Born as a failed abortion, the now 45-year-old Londoner escaped his mirthless childhood by deciding to be a girl—for a while, anyway—then grew up to adore glam rocker Marc Bolan, who was “super-plastic profound,” and later Johnny Rotten, who he decided was an “extraordinary poet” with “moral conviction.” Horsley tried becoming a rock star himself but failed, instead finding success as a drug user and equal-opportunity sex partner while wondering: “How can you make love with your excremental organs? It was so naughty of God to put the chocolate machine in the playground.”

That certainly didn’t stop him from poking around a couple of apertures and using his willy as a fleshy ice-cream cone. He ended up torn between Scottish-gangster-turned-artist Jimmy Boyle (who I’m not convinced existed either; Damon Runyon must still be alive and gone gay and druggy) and a girlfriend named Ev (who does sound banal enough to be real; under Horsley’s scalpel, she comes off like an unenlightened whiner and no fun at all). Horsley married the latter—though “I was more interested in having outlaws than in-laws”—only to find that Boyle had been shagging Ev for ages. Even more damagingly, Boyle was an egomaniac who only wanted to talk about himself. This irked Horsley, who’s such an attention whore that he was stunned when his fellow AA members weren’t thrilled he wanted a camera crew to follow him around at meetings!

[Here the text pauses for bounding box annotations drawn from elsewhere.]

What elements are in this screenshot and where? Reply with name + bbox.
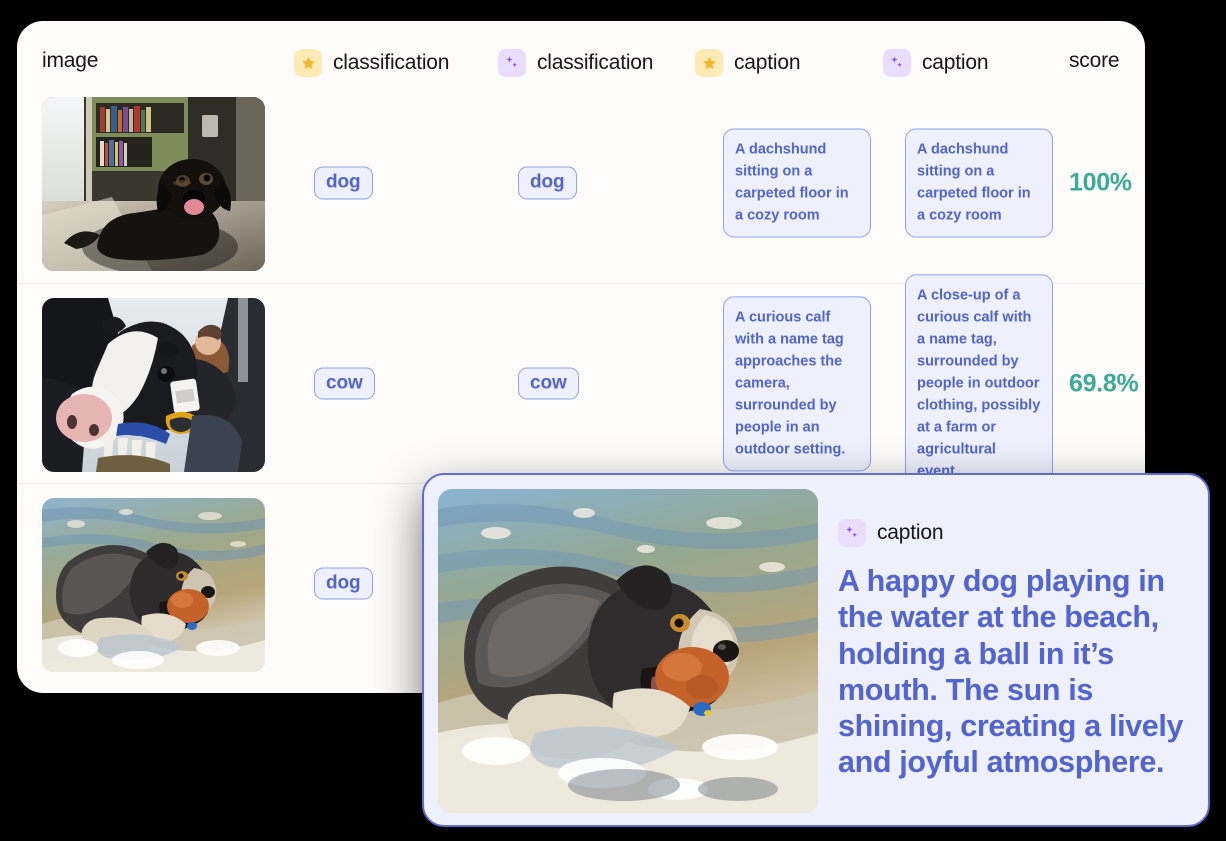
caption-cell-star[interactable]: A curious calf with a name tag approache… [723,296,871,471]
column-label-classification-ai: classification [537,51,653,75]
overlay-image[interactable] [438,489,818,813]
score-value: 100% [1069,169,1132,198]
column-header-classification-star: classification [294,49,449,77]
column-label-score: score [1069,49,1119,73]
classification-tag-ai[interactable]: dog [518,167,577,200]
tag-label: cow [518,367,579,400]
caption-cell-ai[interactable]: A dachshund sitting on a carpeted floor … [905,128,1053,237]
column-header-score: score [1069,49,1119,73]
caption-text: A curious calf with a name tag approache… [723,296,871,471]
table-row: dog dog A dachshund sitting on a carpete… [17,83,1145,283]
tag-label: cow [314,367,375,400]
classification-tag-star[interactable]: dog [314,567,373,600]
column-label-caption-ai: caption [922,51,988,75]
classification-tag-ai[interactable]: cow [518,367,579,400]
sparkle-icon [498,49,526,77]
star-icon [695,49,723,77]
sparkle-icon [883,49,911,77]
score-value: 69.8% [1069,369,1138,398]
tag-label: dog [314,167,373,200]
column-header-image: image [42,49,98,73]
caption-detail-overlay: caption A happy dog playing in the water… [422,473,1210,827]
column-header-caption-star: caption [695,49,800,77]
caption-text: A dachshund sitting on a carpeted floor … [905,128,1053,237]
overlay-content: caption A happy dog playing in the water… [838,489,1194,811]
caption-text: A close-up of a curious calf with a name… [905,274,1053,493]
row-thumbnail[interactable] [42,97,265,271]
column-label-caption-star: caption [734,51,800,75]
overlay-header: caption [838,519,1194,547]
classification-tag-star[interactable]: cow [314,367,375,400]
tag-label: dog [314,567,373,600]
column-header-caption-ai: caption [883,49,988,77]
caption-text: A dachshund sitting on a carpeted floor … [723,128,871,237]
classification-tag-star[interactable]: dog [314,167,373,200]
star-icon [294,49,322,77]
column-label-image: image [42,49,98,73]
row-thumbnail[interactable] [42,498,265,672]
row-thumbnail[interactable] [42,298,265,472]
caption-cell-ai[interactable]: A close-up of a curious calf with a name… [905,274,1053,493]
column-label-classification-star: classification [333,51,449,75]
sparkle-icon [838,519,866,547]
overlay-label: caption [877,521,943,545]
caption-cell-star[interactable]: A dachshund sitting on a carpeted floor … [723,128,871,237]
table-header: image classification classification capt… [17,21,1145,83]
overlay-caption-text: A happy dog playing in the water at the … [838,563,1194,781]
column-header-classification-ai: classification [498,49,653,77]
table-row: cow cow A curious calf with a name tag a… [17,283,1145,483]
tag-label: dog [518,167,577,200]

Dotting his picaresque quest for fame and adulation are both defeated gestures (suicide attempts) and restorative ones (rehab visits), with Horsley feeling most alive when dancing on a precipice, halfway between life and extinction. Memorably, a boyfriend once put Horsley’s head in a toilet, then pushed it down with his stiletto heel, and Horsley loved it! (I still can’t figure out if he’s gay or just European.) But even when shoved into titillating submiss-ion, he never loses his unabashed love of language, dabbling in reversals (“I thought I was drinking because I was unhappy. It didn’t occur to me that I was unhappy because I was drinking”) and aphorisms that would have tickled his dandy idol, the frilly Quentin Crisp. (“Homosexuality,” writes Horsley, “is God’s way of ensuring that the truly gifted aren’t burdened with brats.” Unless they live in Park Slope, I guess.)

When all the yin/yang zingers verge on becoming oppressive, our harrowing hero aims for a more sober tone, especially when he spends his birthday hanging out at Auschwitz—mainly so he could talk about it—and when he undergoes that ritualized crucifixion that makes him re-evaluate everything, then come out just as superficial. So superficial that I started thinking maybe he is real.

A professional poseur, Horsley seems to understand that life is meaningless, but must be attacked with gusto—and with good clothes, too. “I believe in nothing,” he writes in conclusion, “but with as much style as I can.” The man certainly knows how to dress up his despair. His lifelong dandification, he says, shields him from suffering while using artificiality to reveal the truth—”and the truth is that we are what we pretend to be.” I guess Horsley is super-plastic profound: His combination of self-flagellation and megalomania is surprisingly delightful. He’s nailed it.